Volunteers Nancy Waasdorp and Peggy Soule sort clothing at a hospitality house in El Paso, Texas, where guests (refugees) at the U.S.-Mexico border get clothes after they are able to shower.

PENN YAN — Last February, Anne Meyer-Wilber went to El Paso, Texas to see for herself what conditions were like for refugees at the U.S.-Mexico border.

“When I first saw this, I thought it couldn’t be true,” she said. “We, as Americans, can’t be treating people like this.”

In November, Meyer-Wilber returned with two other Penn Yan-area residents — Debbie Koop and Peggy Soule — and spent two weeks there. What they saw will be the focus of a presentation Friday evening.

Meyer-Wilber, Koop and Soule will discuss their “border awareness experience” during a 6:30 p.m. talk at the Penn Yan United Methodist Church, 173 Main St. It is free and open to the public.

The event is organized by the Penn Yan Action Coalition, which formed in 2017 to address immigration and other issues of concern to Yates County residents. Mickey Gilbert Schultz, one of the group’s organizers, said at the time they were trying to help a friend and farmworker who was eventually deported.

“We knew very little about the immigration system and the legal system in this county. We figured if we didn’t know, the larger community didn’t either,” Gilbert Schultz said. “We took it upon ourselves to form an apolitical but informative group.”

On her first trip to El Paso, which she made by herself, Meyer-Wilber heard from immigration attorneys and went across the border to Juarez, Mexico, where she saw “tent cities.” On the most recent trip with Koop and Soule, she volunteered at a refugee hospital.

“I don’t want to make this political. I want to make it humanitarian,” she said, noting she also does presentations for area schools and organizations. “You don’t have to go to the border to be kind to your neighbor. You can see people not as a stranger, but as your neighbor.”

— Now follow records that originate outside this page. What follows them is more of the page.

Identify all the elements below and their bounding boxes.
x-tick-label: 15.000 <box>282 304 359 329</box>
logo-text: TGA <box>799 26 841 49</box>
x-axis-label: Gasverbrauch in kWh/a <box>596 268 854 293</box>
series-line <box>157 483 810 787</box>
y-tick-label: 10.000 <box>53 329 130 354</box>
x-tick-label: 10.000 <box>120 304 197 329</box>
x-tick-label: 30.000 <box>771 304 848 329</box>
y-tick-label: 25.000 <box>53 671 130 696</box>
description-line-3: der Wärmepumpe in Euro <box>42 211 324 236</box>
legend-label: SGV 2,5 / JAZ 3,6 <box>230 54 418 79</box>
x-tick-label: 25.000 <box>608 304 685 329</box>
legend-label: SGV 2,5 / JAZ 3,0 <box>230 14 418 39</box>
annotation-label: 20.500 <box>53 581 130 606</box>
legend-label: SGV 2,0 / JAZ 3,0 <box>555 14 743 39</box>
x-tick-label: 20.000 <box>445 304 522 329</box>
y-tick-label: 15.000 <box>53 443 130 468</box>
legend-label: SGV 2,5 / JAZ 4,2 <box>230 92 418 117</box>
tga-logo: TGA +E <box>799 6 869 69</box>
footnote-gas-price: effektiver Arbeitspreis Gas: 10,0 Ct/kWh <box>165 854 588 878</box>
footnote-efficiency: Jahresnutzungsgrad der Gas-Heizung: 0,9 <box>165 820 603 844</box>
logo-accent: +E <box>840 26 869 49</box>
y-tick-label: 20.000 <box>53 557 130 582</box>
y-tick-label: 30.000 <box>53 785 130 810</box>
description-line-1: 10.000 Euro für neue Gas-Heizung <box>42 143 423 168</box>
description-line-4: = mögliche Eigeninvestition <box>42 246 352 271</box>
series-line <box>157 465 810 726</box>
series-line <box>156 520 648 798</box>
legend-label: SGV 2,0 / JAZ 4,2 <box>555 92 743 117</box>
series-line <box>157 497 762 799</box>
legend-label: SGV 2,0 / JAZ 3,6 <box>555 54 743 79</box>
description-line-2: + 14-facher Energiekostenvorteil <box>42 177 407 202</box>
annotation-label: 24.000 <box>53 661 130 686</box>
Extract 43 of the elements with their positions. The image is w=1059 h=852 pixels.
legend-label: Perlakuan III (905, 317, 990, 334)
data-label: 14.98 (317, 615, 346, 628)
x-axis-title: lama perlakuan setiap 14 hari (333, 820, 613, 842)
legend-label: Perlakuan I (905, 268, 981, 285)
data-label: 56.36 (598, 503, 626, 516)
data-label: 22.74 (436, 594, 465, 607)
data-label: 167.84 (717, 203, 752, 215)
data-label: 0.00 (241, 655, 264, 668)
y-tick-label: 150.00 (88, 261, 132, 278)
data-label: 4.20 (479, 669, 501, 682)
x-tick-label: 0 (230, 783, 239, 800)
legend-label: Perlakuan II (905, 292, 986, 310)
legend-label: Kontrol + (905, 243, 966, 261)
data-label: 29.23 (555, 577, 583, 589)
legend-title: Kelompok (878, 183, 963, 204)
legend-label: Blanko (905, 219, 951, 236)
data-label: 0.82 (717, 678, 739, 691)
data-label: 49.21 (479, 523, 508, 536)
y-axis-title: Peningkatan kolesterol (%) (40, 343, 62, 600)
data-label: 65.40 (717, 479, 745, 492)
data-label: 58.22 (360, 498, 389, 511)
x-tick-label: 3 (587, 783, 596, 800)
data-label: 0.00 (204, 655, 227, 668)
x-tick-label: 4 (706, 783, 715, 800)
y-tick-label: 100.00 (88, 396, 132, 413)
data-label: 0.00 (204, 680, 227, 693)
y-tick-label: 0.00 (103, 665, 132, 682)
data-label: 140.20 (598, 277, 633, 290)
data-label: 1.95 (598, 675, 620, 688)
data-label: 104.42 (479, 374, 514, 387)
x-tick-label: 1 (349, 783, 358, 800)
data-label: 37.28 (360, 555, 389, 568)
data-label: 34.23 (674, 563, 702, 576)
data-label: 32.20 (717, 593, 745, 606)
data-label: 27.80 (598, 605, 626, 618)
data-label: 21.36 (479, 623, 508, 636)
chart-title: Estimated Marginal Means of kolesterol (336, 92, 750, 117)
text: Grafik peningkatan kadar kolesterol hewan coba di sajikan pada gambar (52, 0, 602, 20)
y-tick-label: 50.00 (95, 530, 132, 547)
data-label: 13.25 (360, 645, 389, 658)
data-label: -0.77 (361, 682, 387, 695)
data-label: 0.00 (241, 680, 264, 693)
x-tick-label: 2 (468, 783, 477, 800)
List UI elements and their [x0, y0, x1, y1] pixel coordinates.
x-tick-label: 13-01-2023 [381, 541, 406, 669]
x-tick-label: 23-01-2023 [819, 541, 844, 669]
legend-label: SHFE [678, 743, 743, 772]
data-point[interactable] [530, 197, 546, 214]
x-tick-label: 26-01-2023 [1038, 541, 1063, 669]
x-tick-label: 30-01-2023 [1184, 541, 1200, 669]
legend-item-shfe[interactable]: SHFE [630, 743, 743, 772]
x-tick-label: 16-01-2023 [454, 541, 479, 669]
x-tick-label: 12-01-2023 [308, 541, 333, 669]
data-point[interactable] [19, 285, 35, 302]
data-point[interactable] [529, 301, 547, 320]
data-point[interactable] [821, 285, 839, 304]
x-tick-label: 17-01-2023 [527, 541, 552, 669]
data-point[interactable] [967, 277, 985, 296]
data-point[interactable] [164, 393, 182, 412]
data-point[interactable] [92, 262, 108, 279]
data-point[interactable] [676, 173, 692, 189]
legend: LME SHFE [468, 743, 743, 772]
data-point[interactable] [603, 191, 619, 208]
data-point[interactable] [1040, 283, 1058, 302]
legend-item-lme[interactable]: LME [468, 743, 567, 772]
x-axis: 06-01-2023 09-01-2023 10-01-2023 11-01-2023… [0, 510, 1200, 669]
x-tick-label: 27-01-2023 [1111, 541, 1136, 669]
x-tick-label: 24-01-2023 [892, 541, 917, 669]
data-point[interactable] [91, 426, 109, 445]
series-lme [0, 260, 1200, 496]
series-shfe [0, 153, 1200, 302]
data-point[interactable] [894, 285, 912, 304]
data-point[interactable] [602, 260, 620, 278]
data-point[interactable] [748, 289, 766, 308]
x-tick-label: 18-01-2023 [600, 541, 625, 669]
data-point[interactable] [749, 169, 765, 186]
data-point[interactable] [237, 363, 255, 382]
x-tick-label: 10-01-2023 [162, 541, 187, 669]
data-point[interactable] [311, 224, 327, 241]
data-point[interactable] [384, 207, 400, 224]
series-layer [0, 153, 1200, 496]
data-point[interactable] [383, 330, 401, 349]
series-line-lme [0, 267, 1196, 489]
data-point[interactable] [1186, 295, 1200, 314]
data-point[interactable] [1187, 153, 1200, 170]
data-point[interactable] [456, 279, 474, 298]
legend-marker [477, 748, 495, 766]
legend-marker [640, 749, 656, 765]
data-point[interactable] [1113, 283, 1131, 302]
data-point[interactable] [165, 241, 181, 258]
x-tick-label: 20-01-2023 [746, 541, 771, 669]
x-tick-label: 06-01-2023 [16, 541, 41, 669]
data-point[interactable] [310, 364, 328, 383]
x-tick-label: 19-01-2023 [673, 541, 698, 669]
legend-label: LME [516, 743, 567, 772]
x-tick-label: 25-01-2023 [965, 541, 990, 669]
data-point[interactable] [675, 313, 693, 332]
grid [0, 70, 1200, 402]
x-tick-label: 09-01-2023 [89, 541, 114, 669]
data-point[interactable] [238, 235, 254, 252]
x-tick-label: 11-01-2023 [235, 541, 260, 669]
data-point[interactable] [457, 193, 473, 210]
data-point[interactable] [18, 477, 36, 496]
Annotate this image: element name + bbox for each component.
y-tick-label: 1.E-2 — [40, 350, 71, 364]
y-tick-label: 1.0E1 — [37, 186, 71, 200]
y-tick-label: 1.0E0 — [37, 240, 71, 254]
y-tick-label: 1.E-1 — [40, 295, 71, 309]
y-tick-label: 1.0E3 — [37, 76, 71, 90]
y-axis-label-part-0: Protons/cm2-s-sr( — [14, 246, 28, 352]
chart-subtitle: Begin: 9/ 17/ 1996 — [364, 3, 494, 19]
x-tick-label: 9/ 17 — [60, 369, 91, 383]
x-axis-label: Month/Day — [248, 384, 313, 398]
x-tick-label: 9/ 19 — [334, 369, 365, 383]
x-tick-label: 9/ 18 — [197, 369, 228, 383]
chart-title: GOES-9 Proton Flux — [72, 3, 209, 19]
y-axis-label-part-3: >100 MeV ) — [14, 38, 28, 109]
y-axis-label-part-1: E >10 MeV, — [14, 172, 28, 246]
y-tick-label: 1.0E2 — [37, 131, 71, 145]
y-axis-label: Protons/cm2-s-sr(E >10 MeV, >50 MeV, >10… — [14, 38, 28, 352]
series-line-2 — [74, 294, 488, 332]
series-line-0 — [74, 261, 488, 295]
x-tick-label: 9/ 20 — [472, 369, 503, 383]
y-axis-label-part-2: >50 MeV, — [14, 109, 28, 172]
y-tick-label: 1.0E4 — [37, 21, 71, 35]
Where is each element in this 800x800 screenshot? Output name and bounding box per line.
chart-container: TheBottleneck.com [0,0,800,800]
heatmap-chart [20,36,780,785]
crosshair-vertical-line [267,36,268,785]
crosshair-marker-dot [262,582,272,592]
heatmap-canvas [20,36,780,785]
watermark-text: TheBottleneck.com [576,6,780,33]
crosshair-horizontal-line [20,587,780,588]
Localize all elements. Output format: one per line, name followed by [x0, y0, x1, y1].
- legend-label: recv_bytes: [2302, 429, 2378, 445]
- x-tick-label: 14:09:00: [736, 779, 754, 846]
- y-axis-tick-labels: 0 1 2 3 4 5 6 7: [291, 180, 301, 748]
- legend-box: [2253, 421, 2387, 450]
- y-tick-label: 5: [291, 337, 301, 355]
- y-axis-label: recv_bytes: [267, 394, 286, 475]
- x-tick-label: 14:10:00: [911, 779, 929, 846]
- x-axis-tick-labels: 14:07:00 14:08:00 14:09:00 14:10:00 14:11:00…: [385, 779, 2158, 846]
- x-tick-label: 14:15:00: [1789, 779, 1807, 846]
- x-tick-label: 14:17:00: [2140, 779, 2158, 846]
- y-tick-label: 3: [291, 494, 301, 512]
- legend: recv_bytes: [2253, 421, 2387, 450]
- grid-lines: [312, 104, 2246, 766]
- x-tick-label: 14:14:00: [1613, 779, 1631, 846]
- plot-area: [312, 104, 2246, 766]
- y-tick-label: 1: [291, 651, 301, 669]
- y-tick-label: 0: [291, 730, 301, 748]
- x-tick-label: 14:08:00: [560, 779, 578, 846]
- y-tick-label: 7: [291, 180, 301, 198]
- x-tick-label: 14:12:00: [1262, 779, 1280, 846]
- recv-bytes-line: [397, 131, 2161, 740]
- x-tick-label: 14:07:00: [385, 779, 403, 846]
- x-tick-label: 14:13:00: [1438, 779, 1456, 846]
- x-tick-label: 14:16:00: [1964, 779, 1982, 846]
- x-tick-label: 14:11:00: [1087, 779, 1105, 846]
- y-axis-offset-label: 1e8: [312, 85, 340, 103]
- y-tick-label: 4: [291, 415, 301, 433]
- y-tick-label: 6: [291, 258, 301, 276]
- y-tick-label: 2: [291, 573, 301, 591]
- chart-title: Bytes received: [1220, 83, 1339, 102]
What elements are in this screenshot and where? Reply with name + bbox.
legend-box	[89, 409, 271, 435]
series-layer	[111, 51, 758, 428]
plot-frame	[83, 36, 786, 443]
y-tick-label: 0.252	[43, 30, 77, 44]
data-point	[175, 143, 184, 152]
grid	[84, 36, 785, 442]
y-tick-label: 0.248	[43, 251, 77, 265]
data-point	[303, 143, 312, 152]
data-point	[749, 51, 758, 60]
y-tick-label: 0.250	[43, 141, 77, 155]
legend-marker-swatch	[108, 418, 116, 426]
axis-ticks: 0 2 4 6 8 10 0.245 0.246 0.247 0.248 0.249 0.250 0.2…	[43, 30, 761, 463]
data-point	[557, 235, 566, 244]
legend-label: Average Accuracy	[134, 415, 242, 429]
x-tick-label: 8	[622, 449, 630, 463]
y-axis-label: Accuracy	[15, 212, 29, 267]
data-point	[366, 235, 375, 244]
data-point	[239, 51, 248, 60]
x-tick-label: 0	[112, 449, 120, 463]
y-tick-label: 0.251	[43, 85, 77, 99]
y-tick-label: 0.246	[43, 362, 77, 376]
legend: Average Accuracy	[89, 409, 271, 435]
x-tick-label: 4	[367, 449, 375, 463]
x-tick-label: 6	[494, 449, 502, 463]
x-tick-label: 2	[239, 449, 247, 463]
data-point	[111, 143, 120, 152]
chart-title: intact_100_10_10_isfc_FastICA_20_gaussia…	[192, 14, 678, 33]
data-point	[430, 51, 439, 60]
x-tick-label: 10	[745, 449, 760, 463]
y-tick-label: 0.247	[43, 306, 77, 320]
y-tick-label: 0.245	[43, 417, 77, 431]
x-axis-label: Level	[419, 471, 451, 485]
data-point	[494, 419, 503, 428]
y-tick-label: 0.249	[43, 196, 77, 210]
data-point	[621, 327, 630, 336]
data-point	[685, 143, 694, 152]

Gilbert Schultz said the coalition, an offshoot of Literacy Volunteers, plans on starting a community read this year similar to Geneva Reads.

The book likely will be “The Line Becomes A River” by Francisco Cantú, a former Border Patrol agent.

“All of us are very active and engaged politically, but we don’t want to turn people off or preach to the choir. This is about informing people,” Gilbert Schultz said. “Regardless of how you think this should turn out, immigration is a huge mess in this country. We want to make people understand why people make the choice to come to this country.”